In relazione alla diversa critica che invece assumeva la mancata verifica di un pregiudizio subito dalla Bibo Italia per effetto della conclusione dei contratti, la sentenza ricordava quali erano i presupposti per ravvisare il conflitto di interessi, secondo la stessa giurisprudenza di legittimità.
Nella specie i contratti furono conclusi dal soggetto apicale della società appellata, che all’epoca cumulava anche la mansione di direttore generale, nel dicembre del 2009 e nel gennaio del 2010, in epoca di poco anteriore alla dismissione di fatto di tali cariche.

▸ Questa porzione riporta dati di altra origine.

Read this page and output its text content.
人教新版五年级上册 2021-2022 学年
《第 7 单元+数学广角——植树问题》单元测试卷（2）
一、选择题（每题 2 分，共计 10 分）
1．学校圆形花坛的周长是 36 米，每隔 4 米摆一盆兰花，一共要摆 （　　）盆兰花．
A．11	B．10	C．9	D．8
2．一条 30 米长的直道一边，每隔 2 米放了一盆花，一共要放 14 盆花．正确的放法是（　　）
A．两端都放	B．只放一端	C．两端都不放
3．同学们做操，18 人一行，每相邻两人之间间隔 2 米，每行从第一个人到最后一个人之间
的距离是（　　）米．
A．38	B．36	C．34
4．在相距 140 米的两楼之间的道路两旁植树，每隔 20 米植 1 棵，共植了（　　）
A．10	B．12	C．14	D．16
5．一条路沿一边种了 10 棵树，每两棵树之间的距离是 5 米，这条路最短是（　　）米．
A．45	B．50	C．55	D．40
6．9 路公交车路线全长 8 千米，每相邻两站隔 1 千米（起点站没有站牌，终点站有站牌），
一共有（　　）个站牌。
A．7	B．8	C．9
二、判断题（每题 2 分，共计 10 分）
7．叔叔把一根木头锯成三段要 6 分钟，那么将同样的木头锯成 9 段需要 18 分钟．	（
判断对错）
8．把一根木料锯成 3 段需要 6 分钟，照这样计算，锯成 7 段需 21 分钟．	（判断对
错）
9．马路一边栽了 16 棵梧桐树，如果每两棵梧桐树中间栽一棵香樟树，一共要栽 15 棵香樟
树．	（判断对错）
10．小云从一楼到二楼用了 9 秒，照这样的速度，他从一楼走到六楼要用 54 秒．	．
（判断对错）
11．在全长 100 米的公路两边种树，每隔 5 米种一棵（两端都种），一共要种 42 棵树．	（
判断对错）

Infatti, sebbene l’incarico fosse stato formalmente conservato sino ad ottobre del 2010, ed essendo stata conservata la carica di dirigente sino al successivo mese di dicembre, tuttavia a partire da aprile del 2010 aveva fruito di un congedo parentale.
Nello stesso periodo però era titolare di una quota di un quarto del capitale della Bravo, di cui nel 2001 era stato uno dei soci fondatori e della quale era stato amministratore sino al 2002.
Emergeva poi che di fatto aveva continuato ad ingerirsi nell’amministrazione e gestione della Bravo.
Accanto a tale situazione, emergeva poi che la durata dei contratti, fissata in tre anni, accompagnata dalla previsione di un corrispettivo notevolmente superiore a quello di norma praticato da società per analoghi servizi, aveva assicurato alla Bravo un significativo vantaggio economico, e ciò tramite contratti posti in essere allorchè era ragionevole ritenere che il direttore generale della opponente avesse già preordinato la sua fuoriuscita dalla società committente per avere già ricominciato ad occuparsi della gestione della Bravo.
Era altresì disatteso il motivo di appello a mente del quale i contratti in oggetto sarebbero stati convalidati dalla committente in maniera tacita, e precisamente continuando ad avvalersi delle prestazioni della Bravo, sebbene fosse già venuta a conoscenza della situazione di conflitto di interessi in cui versava il suo ex amministratore.
Secondo i giudici di appello, tuttavia, non poteva farsi richiamo alla figura della convalida tacita. In primo luogo, la convalida avrebbe potuto essere compiuta solo da parte di colui che aveva il potere di rappresentanza della società, e nella specie emergeva che colui che era anche socio della Bravo si era formalmente dimesso, perdendo il relativo potere di rappresentanza, solo nel mese di ottobre del 2010, laddove la quasi totalità delle condotte che dovrebbero valere come convalida tacita risultavano poste in essere in epoca quasi coeva a quella delle dimissioni. Non era causale che già nel mese di novembre la società opponente si fosse lamentata della eccessività del prezzi praticati dalla controparte.
Inoltre, la fruizione delle prestazioni tra (OMISSIS) si giustificava, lungi che per la volontà di convalidare il contratto, per la necessità di dover fruire di prestazioni necessarie per lo svolgimento dell’attività societaria, e senza che vi fosse la possibilità di provvedere ad un’immediata sostituzione.
Una volta quindi confermata la pronuncia di annullamento dei contratti, l’effetto retroattivo della pronuncia imponeva di esaminare le reciproche domande restitutorie.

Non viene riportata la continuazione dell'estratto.